No longer. The simple and elegant Avior 7000 by Mionix has edged out over the G500 for a hard won win.
The Avior 7000 was designed to be ambidextrous, making itself accessible to people who prefer, or have no choice, but to use their left hand. As such, the mouse has a symmetry to it that is aesthetically pleasing without sacrificing anything in regards to ergonomics. Along both sides of the mouse, which is treated with 4 layers of a “soft touch” rubber grip, the mouse dips in to cozily accommodate even the most obnoxiously large of thumbs. From that dip, two buttons are easily accessible above the thumb. Since the mouse is ambidextrous, these buttons mirror one another, and lose some functionality as half of them can only be pressed by the user’s pinky. The effect is an awkward, imprecise stretch that leaves me wondering if I’m even supposed to be using those buttons at all—buttons that are included in the advertised “9 fully programmable buttons,” mind you.
The software for the mouse comes with a program called S.Q.A.T, which allegedly stands for Surface Quality Analyzer Tool. Unwieldy acronyms aside, the program tests the surface that the mouse is placed on to measure how much precision is lost.
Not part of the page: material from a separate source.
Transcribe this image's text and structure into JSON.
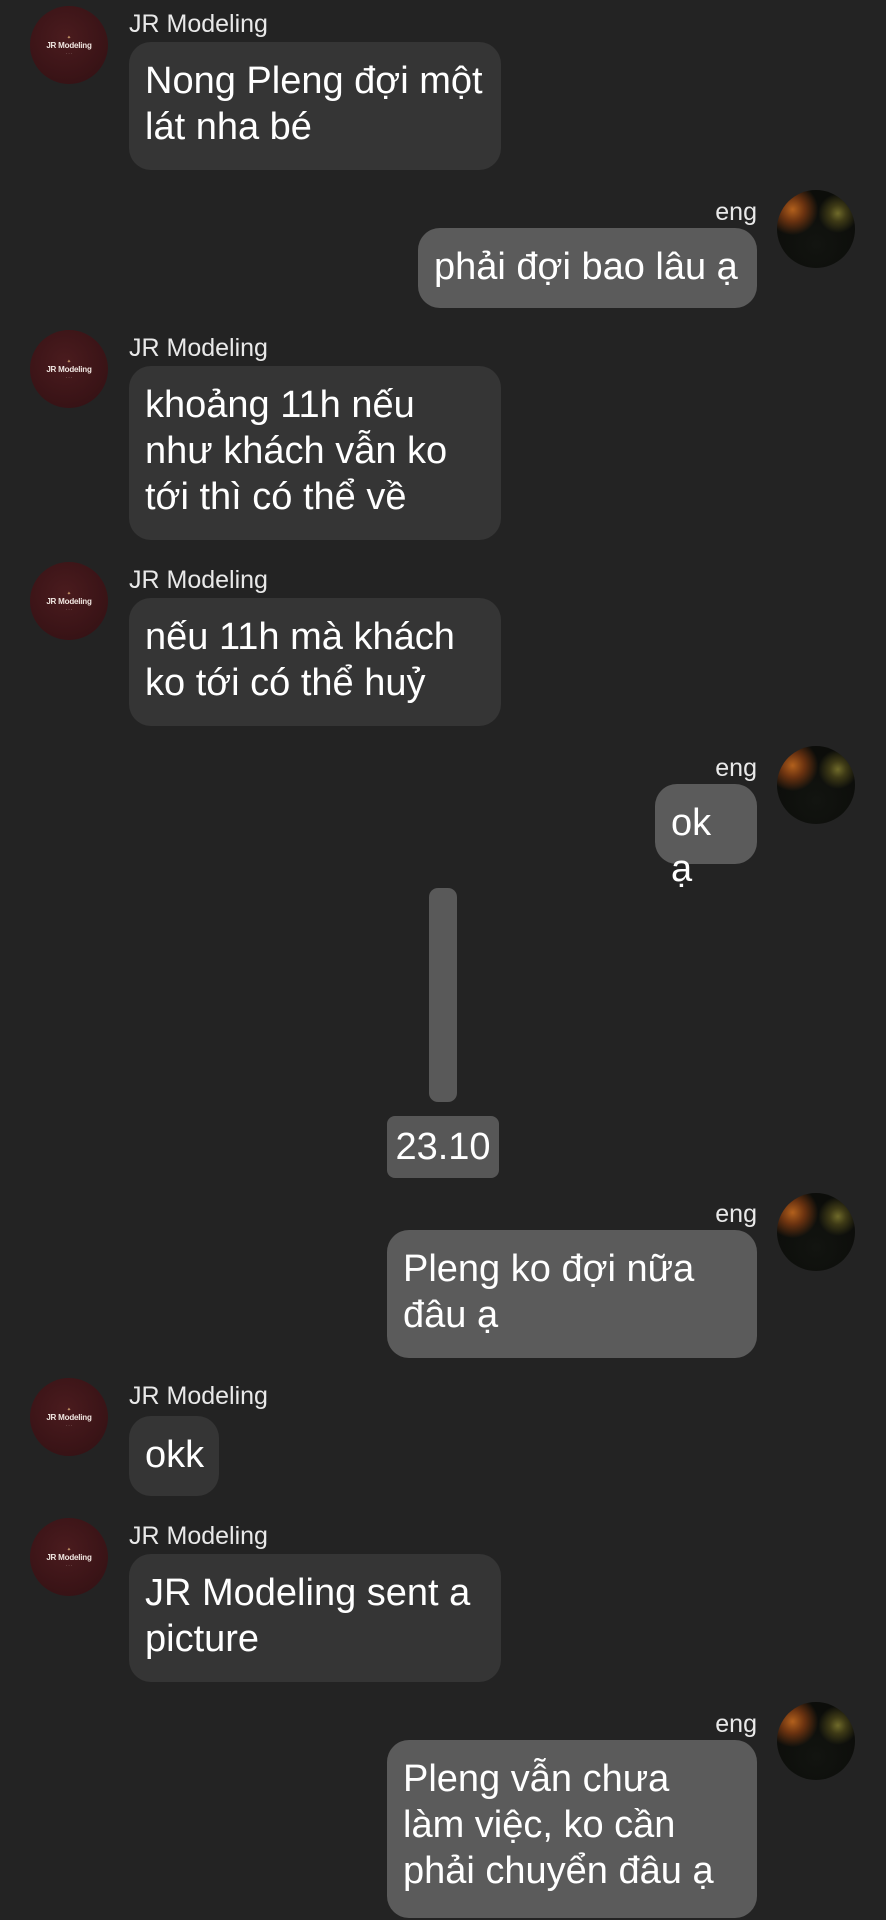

In optimal conditions, the mouse should be operating with 7000DPI and a tracking speed of at least 5.45m/sec. Unless you’re playing on a glossy magazine or a glass table, the mouse will feel smooth and accurate, able to satisfy even the pickiest of FPS players.
In terms of software, there are options to adjust the polling rate of the device, the lift-off distance, and the color of the LEDs. Once customized, preferences can be saved to one of the five profiles available in the mouse’s onboard 128kb memory.
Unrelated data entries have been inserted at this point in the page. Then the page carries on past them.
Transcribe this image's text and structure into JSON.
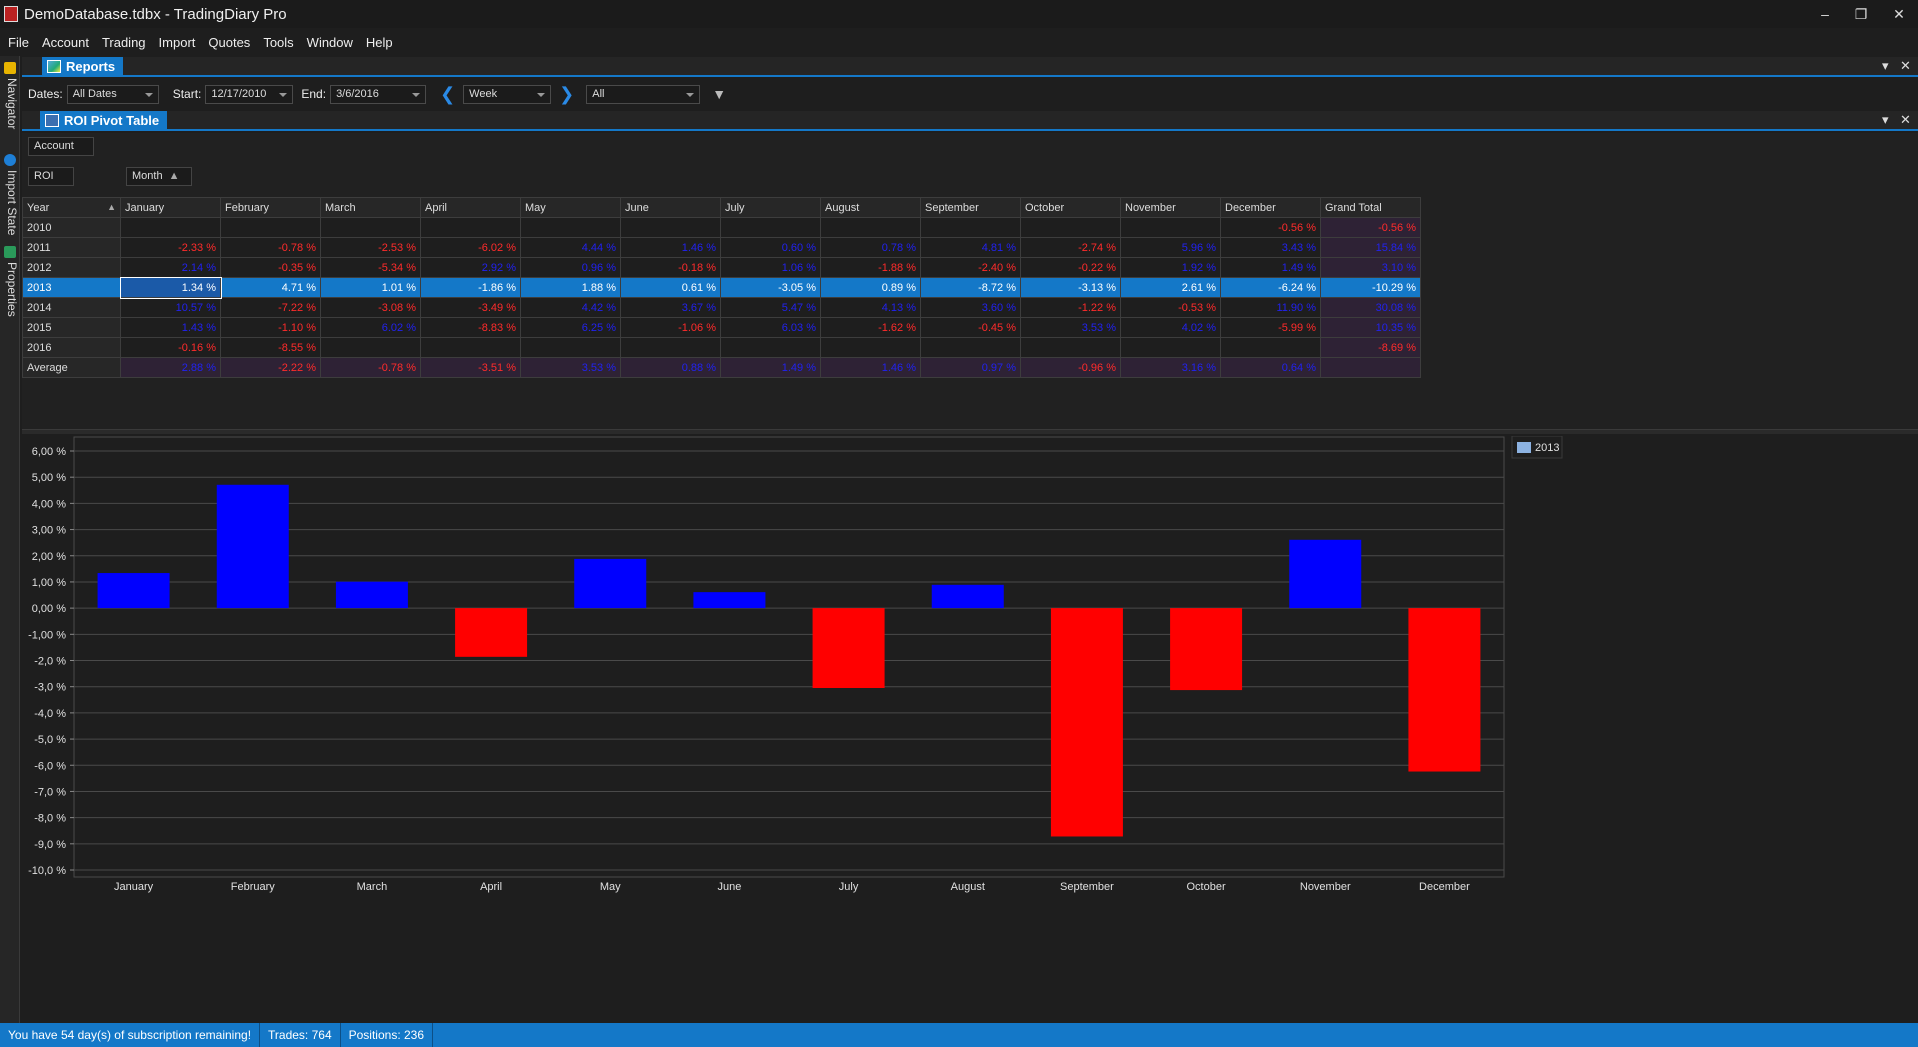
{
  "window": {
    "title": "DemoDatabase.tdbx - TradingDiary Pro",
    "minimize": "–",
    "restore": "❐",
    "close": "✕"
  },
  "menu": [
    "File",
    "Account",
    "Trading",
    "Import",
    "Quotes",
    "Tools",
    "Window",
    "Help"
  ],
  "dock": {
    "tabs": [
      "Navigator",
      "Import State",
      "Properties"
    ]
  },
  "reports": {
    "tab_label": "Reports"
  },
  "toolbar": {
    "dates_label": "Dates:",
    "dates_value": "All Dates",
    "start_label": "Start:",
    "start_value": "12/17/2010",
    "end_label": "End:",
    "end_value": "3/6/2016",
    "period_value": "Week",
    "filter_value": "All"
  },
  "pivot": {
    "tab_label": "ROI Pivot Table",
    "filter_field": "Account",
    "data_field": "ROI",
    "column_field": "Month",
    "row_field": "Year",
    "columns": [
      "January",
      "February",
      "March",
      "April",
      "May",
      "June",
      "July",
      "August",
      "September",
      "October",
      "November",
      "December",
      "Grand Total"
    ],
    "rows": [
      {
        "label": "2010",
        "cells": [
          "",
          "",
          "",
          "",
          "",
          "",
          "",
          "",
          "",
          "",
          "",
          "-0.56 %",
          "-0.56 %"
        ]
      },
      {
        "label": "2011",
        "cells": [
          "-2.33 %",
          "-0.78 %",
          "-2.53 %",
          "-6.02 %",
          "4.44 %",
          "1.46 %",
          "0.60 %",
          "0.78 %",
          "4.81 %",
          "-2.74 %",
          "5.96 %",
          "3.43 %",
          "15.84 %"
        ]
      },
      {
        "label": "2012",
        "cells": [
          "2.14 %",
          "-0.35 %",
          "-5.34 %",
          "2.92 %",
          "0.96 %",
          "-0.18 %",
          "1.06 %",
          "-1.88 %",
          "-2.40 %",
          "-0.22 %",
          "1.92 %",
          "1.49 %",
          "3.10 %"
        ]
      },
      {
        "label": "2013",
        "cells": [
          "1.34 %",
          "4.71 %",
          "1.01 %",
          "-1.86 %",
          "1.88 %",
          "0.61 %",
          "-3.05 %",
          "0.89 %",
          "-8.72 %",
          "-3.13 %",
          "2.61 %",
          "-6.24 %",
          "-10.29 %"
        ]
      },
      {
        "label": "2014",
        "cells": [
          "10.57 %",
          "-7.22 %",
          "-3.08 %",
          "-3.49 %",
          "4.42 %",
          "3.67 %",
          "5.47 %",
          "4.13 %",
          "3.60 %",
          "-1.22 %",
          "-0.53 %",
          "11.90 %",
          "30.08 %"
        ]
      },
      {
        "label": "2015",
        "cells": [
          "1.43 %",
          "-1.10 %",
          "6.02 %",
          "-8.83 %",
          "6.25 %",
          "-1.06 %",
          "6.03 %",
          "-1.62 %",
          "-0.45 %",
          "3.53 %",
          "4.02 %",
          "-5.99 %",
          "10.35 %"
        ]
      },
      {
        "label": "2016",
        "cells": [
          "-0.16 %",
          "-8.55 %",
          "",
          "",
          "",
          "",
          "",
          "",
          "",
          "",
          "",
          "",
          "-8.69 %"
        ]
      },
      {
        "label": "Average",
        "cells": [
          "2.88 %",
          "-2.22 %",
          "-0.78 %",
          "-3.51 %",
          "3.53 %",
          "0.88 %",
          "1.49 %",
          "1.46 %",
          "0.97 %",
          "-0.96 %",
          "3.16 %",
          "0.64 %",
          ""
        ]
      }
    ],
    "selected_row": "2013"
  },
  "chart_data": {
    "type": "bar",
    "series": [
      {
        "name": "2013",
        "values": [
          1.34,
          4.71,
          1.01,
          -1.86,
          1.88,
          0.61,
          -3.05,
          0.89,
          -8.72,
          -3.13,
          2.61,
          -6.24
        ]
      }
    ],
    "categories": [
      "January",
      "February",
      "March",
      "April",
      "May",
      "June",
      "July",
      "August",
      "September",
      "October",
      "November",
      "December"
    ],
    "ylim": [
      -10,
      6
    ],
    "yticks": [
      "6,00 %",
      "5,00 %",
      "4,00 %",
      "3,00 %",
      "2,00 %",
      "1,00 %",
      "0,00 %",
      "-1,00 %",
      "-2,0 %",
      "-3,0 %",
      "-4,0 %",
      "-5,0 %",
      "-6,0 %",
      "-7,0 %",
      "-8,0 %",
      "-9,0 %",
      "-10,0 %"
    ],
    "ytick_values": [
      6,
      5,
      4,
      3,
      2,
      1,
      0,
      -1,
      -2,
      -3,
      -4,
      -5,
      -6,
      -7,
      -8,
      -9,
      -10
    ],
    "positive_color": "#0000ff",
    "negative_color": "#ff0000",
    "legend_color": "#8db3e2",
    "grid": true,
    "legend_position": "top-right"
  },
  "status": {
    "subscription": "You have 54 day(s) of subscription remaining!",
    "trades": "Trades: 764",
    "positions": "Positions: 236"
  }
}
The in-game DPI adjustment controls that have become standard are present in the Avior 7000, as well, and come in 3 different increments. Out of the box, the jumps in DPI are too dramatic to be conveniently utilized, but the values for these steps are easily altered in the free software available online.
Overall, the Avior 7000 isn’t breaking any new ground and, in some ways, won’t live up to the demands of some gamers. 9 buttons, 2 of which aren’t easily employed, isn’t many, and the onboard processing advertised (and factored into the price) doesn’t offer any noticeable, real-world benefits. But for $79.99, the Avior 7000 is serviceable as a quality, mid-range mouse that is all at once comfortable, reliable, and sleek.